Menurut Joni, rancangan yang diajukan pihak eksekutif masih menyisakan sejumlah persoalan. Di satu sisi terdapat usulan penggabungan dua OPD, namun di sisi lain juga muncul rencana peningkatan tipologi perangkat daerah dari tipe B menjadi tipe A yang diikuti penambahan jabatan eselon III.
Kondisi tersebut dinilai berpotensi mengurangi efektivitas tujuan efisiensi karena dapat berdampak pada meningkatnya belanja pegawai, Tambahan Penghasilan Pegawai (TPP), hingga biaya operasional organisasi.
Karena itu, Pansus meminta pandangan Kemendagri mengenai formulasi struktur organisasi yang tetap sesuai regulasi, namun mampu menciptakan tata kelola pemerintahan yang lebih efektif, efisien, dan tidak membebani keuangan daerah.

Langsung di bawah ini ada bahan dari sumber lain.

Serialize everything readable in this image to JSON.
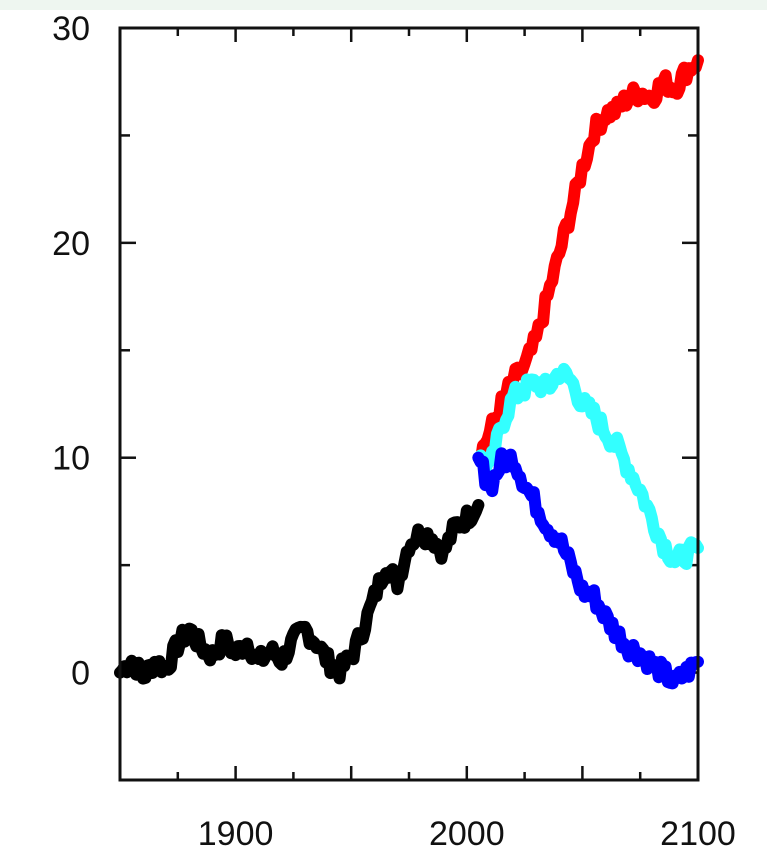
{
  "chart_data": {
    "type": "line",
    "title": "",
    "xlabel": "",
    "ylabel": "",
    "xlim": [
      1850,
      2100
    ],
    "ylim": [
      -5,
      30
    ],
    "x_ticks": [
      1900,
      2000,
      2100
    ],
    "y_ticks": [
      0,
      10,
      20,
      30
    ],
    "x_tick_labels": [
      "1900",
      "2000",
      "2100"
    ],
    "y_tick_labels": [
      "0",
      "10",
      "20",
      "30"
    ],
    "grid": false,
    "legend": "none",
    "series": [
      {
        "color": "#000000",
        "x": [
          1850,
          1855,
          1860,
          1865,
          1870,
          1875,
          1880,
          1885,
          1890,
          1895,
          1900,
          1905,
          1910,
          1915,
          1920,
          1925,
          1930,
          1935,
          1940,
          1945,
          1950,
          1955,
          1960,
          1965,
          1970,
          1975,
          1980,
          1985,
          1990,
          1995,
          2000,
          2005
        ],
        "y": [
          0.0,
          0.6,
          -0.2,
          0.5,
          0.2,
          1.3,
          2.0,
          1.2,
          0.8,
          1.5,
          0.9,
          1.4,
          0.5,
          1.0,
          0.6,
          1.5,
          2.0,
          1.4,
          0.5,
          0.1,
          0.7,
          2.0,
          3.5,
          5.0,
          4.2,
          6.0,
          6.5,
          6.3,
          5.6,
          6.8,
          7.2,
          7.8
        ]
      },
      {
        "color": "#ff0000",
        "x": [
          2005,
          2010,
          2015,
          2020,
          2025,
          2030,
          2035,
          2040,
          2045,
          2050,
          2055,
          2060,
          2065,
          2070,
          2075,
          2080,
          2085,
          2090,
          2095,
          2100
        ],
        "y": [
          10.0,
          11.2,
          12.5,
          13.6,
          14.2,
          15.5,
          17.5,
          19.5,
          21.5,
          23.5,
          25.2,
          26.0,
          26.2,
          26.8,
          27.0,
          26.8,
          27.5,
          27.2,
          28.0,
          28.5
        ]
      },
      {
        "color": "#33ffff",
        "x": [
          2005,
          2010,
          2015,
          2020,
          2025,
          2030,
          2035,
          2040,
          2045,
          2050,
          2055,
          2060,
          2065,
          2070,
          2075,
          2080,
          2085,
          2090,
          2095,
          2100
        ],
        "y": [
          10.0,
          9.5,
          11.5,
          12.8,
          13.2,
          13.5,
          13.2,
          14.0,
          13.6,
          12.5,
          12.0,
          11.2,
          10.5,
          9.5,
          8.5,
          7.2,
          6.0,
          5.2,
          5.5,
          5.8
        ]
      },
      {
        "color": "#0000ff",
        "x": [
          2005,
          2010,
          2015,
          2020,
          2025,
          2030,
          2035,
          2040,
          2045,
          2050,
          2055,
          2060,
          2065,
          2070,
          2075,
          2080,
          2085,
          2090,
          2095,
          2100
        ],
        "y": [
          10.0,
          8.6,
          9.8,
          10.0,
          8.8,
          7.8,
          6.8,
          6.2,
          5.0,
          3.8,
          3.5,
          2.6,
          1.8,
          1.2,
          0.9,
          0.4,
          0.0,
          -0.5,
          0.0,
          0.5
        ]
      }
    ]
  }
}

Menanggapi hal tersebut, Direktur Fasilitasi Kelembagaan dan Kepegawaian Perangkat Daerah Ditjen Otonomi Daerah Kemendagri, Efrimeiriza, menegaskan bahwa penggabungan perangkat daerah harus mengacu pada Pasal 40 ayat (4) Peraturan Pemerintah Nomor 18 Tahun 2016 tentang Perangkat Daerah.
Ia menjelaskan, penggabungan OPD wajib mempertimbangkan kesamaan rumpun urusan pemerintahan agar koordinasi dengan pemerintah pusat tetap berjalan optimal.

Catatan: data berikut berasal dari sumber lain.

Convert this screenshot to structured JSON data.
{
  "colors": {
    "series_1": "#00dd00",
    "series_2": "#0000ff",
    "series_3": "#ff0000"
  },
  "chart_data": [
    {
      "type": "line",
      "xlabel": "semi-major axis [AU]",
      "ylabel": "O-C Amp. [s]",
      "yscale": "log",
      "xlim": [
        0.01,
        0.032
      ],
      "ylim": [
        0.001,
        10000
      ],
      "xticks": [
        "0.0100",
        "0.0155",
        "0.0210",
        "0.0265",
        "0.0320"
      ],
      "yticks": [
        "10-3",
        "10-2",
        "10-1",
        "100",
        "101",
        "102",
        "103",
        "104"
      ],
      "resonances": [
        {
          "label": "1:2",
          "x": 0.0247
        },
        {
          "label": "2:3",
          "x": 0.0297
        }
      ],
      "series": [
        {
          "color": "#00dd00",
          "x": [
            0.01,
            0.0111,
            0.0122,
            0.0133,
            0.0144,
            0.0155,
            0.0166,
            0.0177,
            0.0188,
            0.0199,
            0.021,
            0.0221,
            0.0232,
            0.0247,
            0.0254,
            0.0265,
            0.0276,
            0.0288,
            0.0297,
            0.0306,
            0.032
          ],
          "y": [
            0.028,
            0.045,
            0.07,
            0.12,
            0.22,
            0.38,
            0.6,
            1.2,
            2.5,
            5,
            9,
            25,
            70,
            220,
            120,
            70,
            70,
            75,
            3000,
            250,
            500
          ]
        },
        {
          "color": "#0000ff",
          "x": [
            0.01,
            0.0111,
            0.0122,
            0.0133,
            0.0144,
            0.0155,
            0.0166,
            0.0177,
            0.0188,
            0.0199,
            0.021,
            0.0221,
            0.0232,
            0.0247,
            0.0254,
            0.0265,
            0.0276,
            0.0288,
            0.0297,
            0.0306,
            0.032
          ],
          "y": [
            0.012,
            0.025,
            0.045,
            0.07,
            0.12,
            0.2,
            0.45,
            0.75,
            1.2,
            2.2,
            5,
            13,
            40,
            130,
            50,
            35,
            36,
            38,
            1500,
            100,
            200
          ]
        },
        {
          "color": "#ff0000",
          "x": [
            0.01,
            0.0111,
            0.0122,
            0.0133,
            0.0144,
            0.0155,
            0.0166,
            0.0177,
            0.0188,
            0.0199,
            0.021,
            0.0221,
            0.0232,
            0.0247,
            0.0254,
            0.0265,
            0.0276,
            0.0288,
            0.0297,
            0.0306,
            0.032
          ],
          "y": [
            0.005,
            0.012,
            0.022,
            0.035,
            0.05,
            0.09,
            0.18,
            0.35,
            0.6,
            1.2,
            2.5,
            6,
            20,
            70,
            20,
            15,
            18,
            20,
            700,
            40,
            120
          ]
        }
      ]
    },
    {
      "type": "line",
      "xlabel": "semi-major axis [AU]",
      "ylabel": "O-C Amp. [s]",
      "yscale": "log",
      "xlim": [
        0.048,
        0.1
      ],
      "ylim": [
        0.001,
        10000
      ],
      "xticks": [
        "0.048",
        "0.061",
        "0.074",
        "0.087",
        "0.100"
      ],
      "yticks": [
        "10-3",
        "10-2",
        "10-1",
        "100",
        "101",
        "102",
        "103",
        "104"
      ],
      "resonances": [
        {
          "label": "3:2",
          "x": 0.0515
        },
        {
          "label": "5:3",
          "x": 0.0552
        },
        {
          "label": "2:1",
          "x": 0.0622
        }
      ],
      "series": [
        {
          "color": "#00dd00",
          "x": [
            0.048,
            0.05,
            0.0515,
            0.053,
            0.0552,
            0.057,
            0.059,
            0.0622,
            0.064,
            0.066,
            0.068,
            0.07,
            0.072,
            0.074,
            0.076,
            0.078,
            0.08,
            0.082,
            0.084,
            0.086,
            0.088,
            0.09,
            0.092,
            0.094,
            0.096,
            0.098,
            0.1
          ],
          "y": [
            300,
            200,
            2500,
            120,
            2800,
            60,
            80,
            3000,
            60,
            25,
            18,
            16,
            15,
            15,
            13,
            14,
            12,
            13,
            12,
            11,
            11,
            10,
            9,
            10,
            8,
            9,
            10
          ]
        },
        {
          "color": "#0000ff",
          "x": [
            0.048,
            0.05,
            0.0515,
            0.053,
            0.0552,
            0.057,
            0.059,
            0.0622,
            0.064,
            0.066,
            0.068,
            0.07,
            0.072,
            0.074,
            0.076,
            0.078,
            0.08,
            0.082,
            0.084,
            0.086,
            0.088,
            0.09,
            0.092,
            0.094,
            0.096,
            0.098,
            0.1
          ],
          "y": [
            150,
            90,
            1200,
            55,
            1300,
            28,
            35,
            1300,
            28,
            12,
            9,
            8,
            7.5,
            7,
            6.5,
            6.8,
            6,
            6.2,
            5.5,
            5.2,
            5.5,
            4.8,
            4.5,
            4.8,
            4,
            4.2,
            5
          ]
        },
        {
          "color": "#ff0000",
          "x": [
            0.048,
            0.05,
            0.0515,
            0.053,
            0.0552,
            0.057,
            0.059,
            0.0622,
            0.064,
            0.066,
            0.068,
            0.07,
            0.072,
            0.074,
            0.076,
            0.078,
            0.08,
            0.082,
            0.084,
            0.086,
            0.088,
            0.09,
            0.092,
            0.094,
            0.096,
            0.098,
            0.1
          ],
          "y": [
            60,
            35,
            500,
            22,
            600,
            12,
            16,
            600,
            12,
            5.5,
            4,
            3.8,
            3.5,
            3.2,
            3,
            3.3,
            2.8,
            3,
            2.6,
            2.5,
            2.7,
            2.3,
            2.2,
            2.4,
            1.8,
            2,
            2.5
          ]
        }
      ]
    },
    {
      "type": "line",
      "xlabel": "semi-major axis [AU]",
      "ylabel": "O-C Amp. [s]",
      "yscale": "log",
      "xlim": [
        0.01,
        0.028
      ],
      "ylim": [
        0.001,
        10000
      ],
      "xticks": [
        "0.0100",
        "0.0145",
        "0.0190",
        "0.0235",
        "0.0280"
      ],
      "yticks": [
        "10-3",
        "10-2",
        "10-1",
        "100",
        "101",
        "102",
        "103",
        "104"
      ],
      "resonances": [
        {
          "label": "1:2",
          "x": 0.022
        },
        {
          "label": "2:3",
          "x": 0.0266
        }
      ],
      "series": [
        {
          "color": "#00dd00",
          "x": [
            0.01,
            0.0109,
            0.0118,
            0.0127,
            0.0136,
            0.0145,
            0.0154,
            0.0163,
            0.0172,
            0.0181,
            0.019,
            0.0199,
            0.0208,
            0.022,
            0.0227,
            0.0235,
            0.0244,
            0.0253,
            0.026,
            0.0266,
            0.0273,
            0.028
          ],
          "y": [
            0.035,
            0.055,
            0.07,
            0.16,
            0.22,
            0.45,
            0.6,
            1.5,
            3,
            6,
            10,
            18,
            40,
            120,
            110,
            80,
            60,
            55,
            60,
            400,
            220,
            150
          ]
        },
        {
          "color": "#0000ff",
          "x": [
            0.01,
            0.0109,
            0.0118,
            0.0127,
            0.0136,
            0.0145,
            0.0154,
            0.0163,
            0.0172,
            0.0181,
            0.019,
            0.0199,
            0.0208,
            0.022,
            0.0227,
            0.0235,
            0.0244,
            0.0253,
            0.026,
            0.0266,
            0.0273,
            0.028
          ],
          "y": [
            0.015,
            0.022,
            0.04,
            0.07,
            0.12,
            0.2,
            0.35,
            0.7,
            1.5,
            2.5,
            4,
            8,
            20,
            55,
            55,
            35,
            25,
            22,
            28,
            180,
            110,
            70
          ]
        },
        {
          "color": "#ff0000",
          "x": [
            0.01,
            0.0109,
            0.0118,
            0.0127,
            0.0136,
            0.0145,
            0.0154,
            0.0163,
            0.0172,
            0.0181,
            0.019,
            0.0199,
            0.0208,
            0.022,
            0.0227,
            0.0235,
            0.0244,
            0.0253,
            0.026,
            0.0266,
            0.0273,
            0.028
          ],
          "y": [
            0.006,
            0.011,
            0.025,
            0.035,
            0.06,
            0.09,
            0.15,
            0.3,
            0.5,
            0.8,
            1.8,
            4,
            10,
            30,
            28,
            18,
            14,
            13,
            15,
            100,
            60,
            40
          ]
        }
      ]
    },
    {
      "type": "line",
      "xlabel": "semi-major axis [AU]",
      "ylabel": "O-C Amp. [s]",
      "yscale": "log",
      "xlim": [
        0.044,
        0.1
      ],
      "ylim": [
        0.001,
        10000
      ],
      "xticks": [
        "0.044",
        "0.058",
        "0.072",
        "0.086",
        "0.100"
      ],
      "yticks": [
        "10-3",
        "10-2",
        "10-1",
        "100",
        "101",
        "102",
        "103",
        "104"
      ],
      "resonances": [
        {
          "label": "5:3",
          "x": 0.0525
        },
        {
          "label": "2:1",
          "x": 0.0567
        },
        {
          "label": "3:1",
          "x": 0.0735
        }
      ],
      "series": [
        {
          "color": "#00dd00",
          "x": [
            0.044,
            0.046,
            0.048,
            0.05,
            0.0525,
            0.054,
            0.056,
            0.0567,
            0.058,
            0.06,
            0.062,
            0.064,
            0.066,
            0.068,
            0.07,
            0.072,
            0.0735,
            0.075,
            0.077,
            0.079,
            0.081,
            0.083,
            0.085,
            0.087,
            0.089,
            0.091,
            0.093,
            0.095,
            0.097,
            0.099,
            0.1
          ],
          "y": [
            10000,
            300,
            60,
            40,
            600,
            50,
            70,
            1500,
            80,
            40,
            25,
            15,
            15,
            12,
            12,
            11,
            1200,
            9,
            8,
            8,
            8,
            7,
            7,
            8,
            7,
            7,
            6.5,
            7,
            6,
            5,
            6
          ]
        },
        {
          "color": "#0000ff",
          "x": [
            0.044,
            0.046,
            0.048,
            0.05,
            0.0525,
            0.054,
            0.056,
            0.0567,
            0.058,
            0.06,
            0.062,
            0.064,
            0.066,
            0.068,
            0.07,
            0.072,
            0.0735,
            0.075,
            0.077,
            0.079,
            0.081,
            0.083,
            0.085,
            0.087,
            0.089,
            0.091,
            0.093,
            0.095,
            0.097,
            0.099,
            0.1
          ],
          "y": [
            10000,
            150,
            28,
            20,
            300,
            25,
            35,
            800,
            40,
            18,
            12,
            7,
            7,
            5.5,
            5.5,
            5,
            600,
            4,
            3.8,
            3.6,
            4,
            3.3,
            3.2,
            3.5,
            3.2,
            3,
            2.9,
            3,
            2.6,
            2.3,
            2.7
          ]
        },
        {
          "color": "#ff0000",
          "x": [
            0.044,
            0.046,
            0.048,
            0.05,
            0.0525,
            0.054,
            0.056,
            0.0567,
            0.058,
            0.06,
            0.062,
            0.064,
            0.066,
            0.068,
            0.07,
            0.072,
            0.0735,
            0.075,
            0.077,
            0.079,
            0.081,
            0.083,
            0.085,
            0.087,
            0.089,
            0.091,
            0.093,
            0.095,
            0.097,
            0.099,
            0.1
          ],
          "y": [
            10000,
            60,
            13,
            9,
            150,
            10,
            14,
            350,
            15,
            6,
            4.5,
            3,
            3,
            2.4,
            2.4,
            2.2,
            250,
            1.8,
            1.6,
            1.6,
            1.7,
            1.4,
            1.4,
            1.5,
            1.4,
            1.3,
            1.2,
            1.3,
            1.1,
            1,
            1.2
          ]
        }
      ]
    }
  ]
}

Selain itu, Efrimeiriza menyarankan agar legislatif dan eksekutif melakukan simulasi perbandingan kebutuhan belanja pegawai, TPP, dan biaya operasional sebelum dan sesudah perubahan struktur organisasi.
“Dengan perhitungan tersebut akan terlihat model organisasi mana yang paling efisien sekaligus tetap mampu menjalankan fungsi pelayanan publik secara optimal,” jelasnya.
Ia juga menegaskan bahwa DPRD memiliki fungsi penganggaran sehingga dapat mempertimbangkan kemampuan keuangan daerah dalam menentukan tipologi perangkat daerah. Bahkan, meskipun hasil kajian memungkinkan suatu OPD menjadi tipe A, pemerintah daerah tetap dapat menetapkannya sebagai tipe B atau tipe C apabila dinilai lebih sesuai dengan kondisi fiskal dan lebih mendukung efisiensi anggaran.
Konsultasi ini diharapkan menjadi landasan bagi Pansus DPRD Pringsewu dalam menyusun struktur OPD yang tidak hanya memenuhi ketentuan peraturan perundang-undangan, tetapi juga mampu mewujudkan birokrasi yang ramping, efektif, dan hemat anggaran. (NA)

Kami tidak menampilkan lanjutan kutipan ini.